The descriptions below refer to the “copying” of arrays, dictionaries, strings, and other values. Where copying is mentioned, the behavior you see in your code will always be as if a copy took place. However, Swift only performs an actual copy behind the scenes when it is absolutely necessary to do so. Swift manages all value copying to ensure optimal performance, and you should not avoid assignment to try to preempt this optimization.
Source: Classes & Collections
Meaning - don't try to optimize before you actually encounter performance problems!
Also, don't forget that dictionaries are structures. When you pass them into a function, they are implicitly immutable, so no need for copying. To actually pass a mutable dictionary into a function, you can use an inout parameter and the dictionary won't be copied (passed by reference). The only case when a mutable dictionary passed as a parameter will be copied is when you declare the parameter as var.
You always have the option to define a custom, generic class with a Dictionary attribute:
class SharedDictionary<K, V> {
var dict : Dictionary<K, V>
// add the methods you need, including overloading operators
}
Instances of your SharedDictionary will be passed-by-reference (not copied).
I actually talked to someone on the Swift team today about "pass by reference" in Swift. Here is what I got:
As we all know, struct are pass by copy, classes are pass by
reference
I quote "It is extremely easy to wrap a struct in a class.
Pointing to GoZoner's answer.
Even though though a struct is copied, any classes defined in
the struct will still be passed by reference.
If you want to do traditional pass by reference on a struct, use
inout.
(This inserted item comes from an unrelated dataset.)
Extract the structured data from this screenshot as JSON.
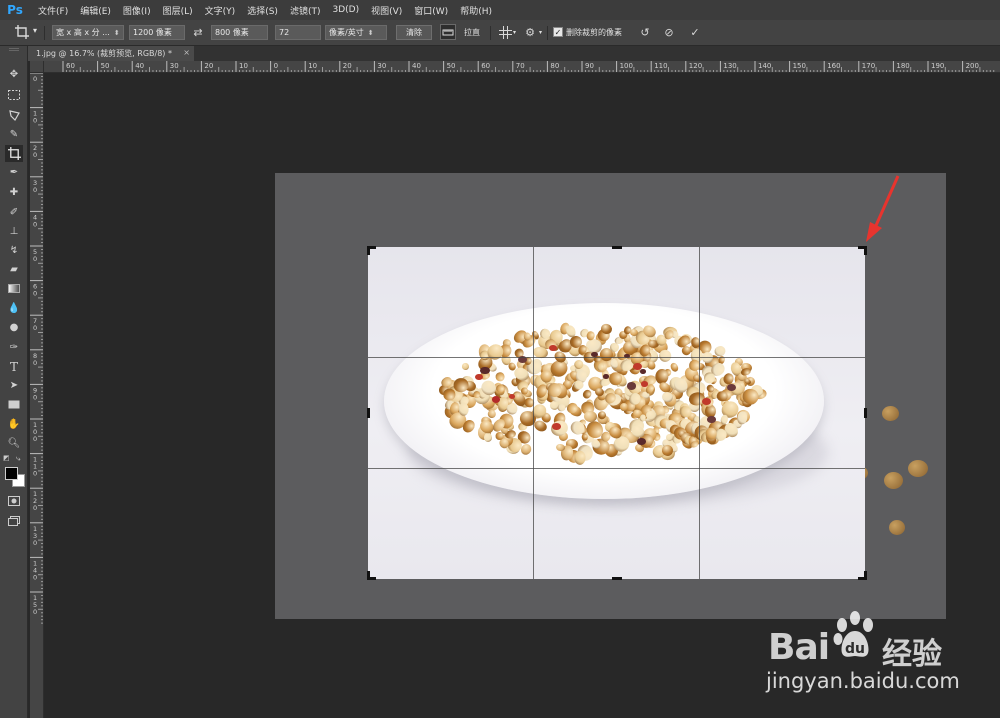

However he specifically mentioned to "consider adding in
another return value instead of using inout" when saying this.
Since Dictionary defines KeyType and ValueType as generics:
struct Dictionary<KeyType : Hashable, ValueType>
I believe this means that if your KeyType and ValueType are class objects they will not be copied when the Dictionary itself is copied, and you shouldn't need to worry about it too much.
Also, the NSDictionary class is still available to use!
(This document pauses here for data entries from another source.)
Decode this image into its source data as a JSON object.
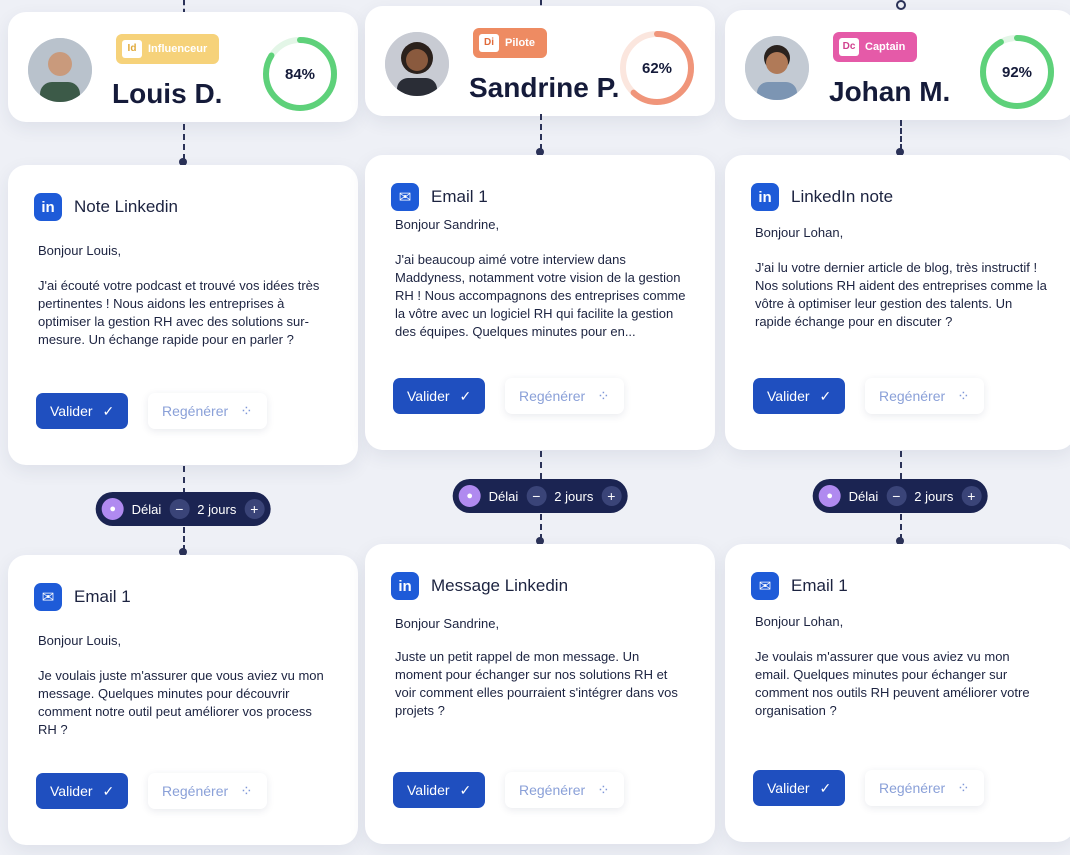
{
  "colors": {
    "accent_blue": "#1f4fbf",
    "ring_green": "#5ed17a",
    "ring_orange": "#f0957a",
    "delay_bg": "#1b2452",
    "badge_influenceur": "#f6d27a",
    "badge_pilote": "#ee8b62",
    "badge_captain": "#e55aa8"
  },
  "columns": [
    {
      "profile": {
        "name": "Louis D.",
        "role_code": "Id",
        "role_label": "Influenceur",
        "score_label": "84%",
        "score_value": 84,
        "avatar_icon": "avatar-man-icon"
      },
      "message1": {
        "channel_icon": "linkedin-icon",
        "channel_glyph": "in",
        "title": "Note Linkedin",
        "greeting": "Bonjour Louis,",
        "body": "J'ai écouté votre podcast et trouvé vos idées très pertinentes ! Nous aidons les entreprises à optimiser la gestion RH avec des solutions sur-mesure. Un échange rapide pour en parler ?",
        "validate_label": "Valider",
        "regen_label": "Regénérer"
      },
      "delay": {
        "label": "Délai",
        "value": "2 jours"
      },
      "message2": {
        "channel_icon": "email-icon",
        "channel_glyph": "✉",
        "title": "Email 1",
        "greeting": "Bonjour Louis,",
        "body": "Je voulais juste m'assurer que vous aviez vu mon message. Quelques minutes pour découvrir comment notre outil peut améliorer vos process RH ?",
        "validate_label": "Valider",
        "regen_label": "Regénérer"
      }
    },
    {
      "profile": {
        "name": "Sandrine P.",
        "role_code": "Di",
        "role_label": "Pilote",
        "score_label": "62%",
        "score_value": 62,
        "avatar_icon": "avatar-woman-icon"
      },
      "message1": {
        "channel_icon": "email-icon",
        "channel_glyph": "✉",
        "title": "Email 1",
        "greeting": "Bonjour Sandrine,",
        "body": "J'ai beaucoup aimé votre interview dans Maddyness, notamment votre vision de la gestion RH ! Nous accompagnons des entreprises comme la vôtre avec un logiciel RH qui facilite la gestion des équipes. Quelques minutes pour en...",
        "validate_label": "Valider",
        "regen_label": "Regénérer"
      },
      "delay": {
        "label": "Délai",
        "value": "2 jours"
      },
      "message2": {
        "channel_icon": "linkedin-icon",
        "channel_glyph": "in",
        "title": "Message Linkedin",
        "greeting": "Bonjour Sandrine,",
        "body": "Juste un petit rappel de mon message. Un moment pour échanger sur nos solutions RH et voir comment elles pourraient s'intégrer dans vos projets ?",
        "validate_label": "Valider",
        "regen_label": "Regénérer"
      }
    },
    {
      "profile": {
        "name": "Johan M.",
        "role_code": "Dc",
        "role_label": "Captain",
        "score_label": "92%",
        "score_value": 92,
        "avatar_icon": "avatar-man-icon"
      },
      "message1": {
        "channel_icon": "linkedin-icon",
        "channel_glyph": "in",
        "title": "LinkedIn note",
        "greeting": "Bonjour Lohan,",
        "body": "J'ai lu votre dernier article de blog, très instructif ! Nos solutions RH aident des entreprises comme la vôtre à optimiser leur gestion des talents. Un rapide échange pour en discuter ?",
        "validate_label": "Valider",
        "regen_label": "Regénérer"
      },
      "delay": {
        "label": "Délai",
        "value": "2 jours"
      },
      "message2": {
        "channel_icon": "email-icon",
        "channel_glyph": "✉",
        "title": "Email 1",
        "greeting": "Bonjour Lohan,",
        "body": "Je voulais m'assurer que vous aviez vu mon email. Quelques minutes pour échanger sur comment nos outils RH peuvent améliorer votre organisation ?",
        "validate_label": "Valider",
        "regen_label": "Regénérer"
      }
    }
  ]
}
As other said "Swift only performs an actual copy behind the scenes when it is absolutely necessary to do so." so performance should not be a big problem here. However you might still want to have a dictionary passed by reference for some other reasons. In that case you can create a custom class like below and use it just like you would use a normal dictionary object:
class SharedDictionary<K : Hashable, V> {
var dict : Dictionary<K, V> = Dictionary()
subscript(key : K) -> V? {
get {
return dict[key]
}
set(newValue) {
dict[key] = newValue
}
}
}
Trust the language designers: the compiler is usually smarter than you think in optimizing copies.
You can hack around this, but I don't frankly see a need before proving it's inefficient.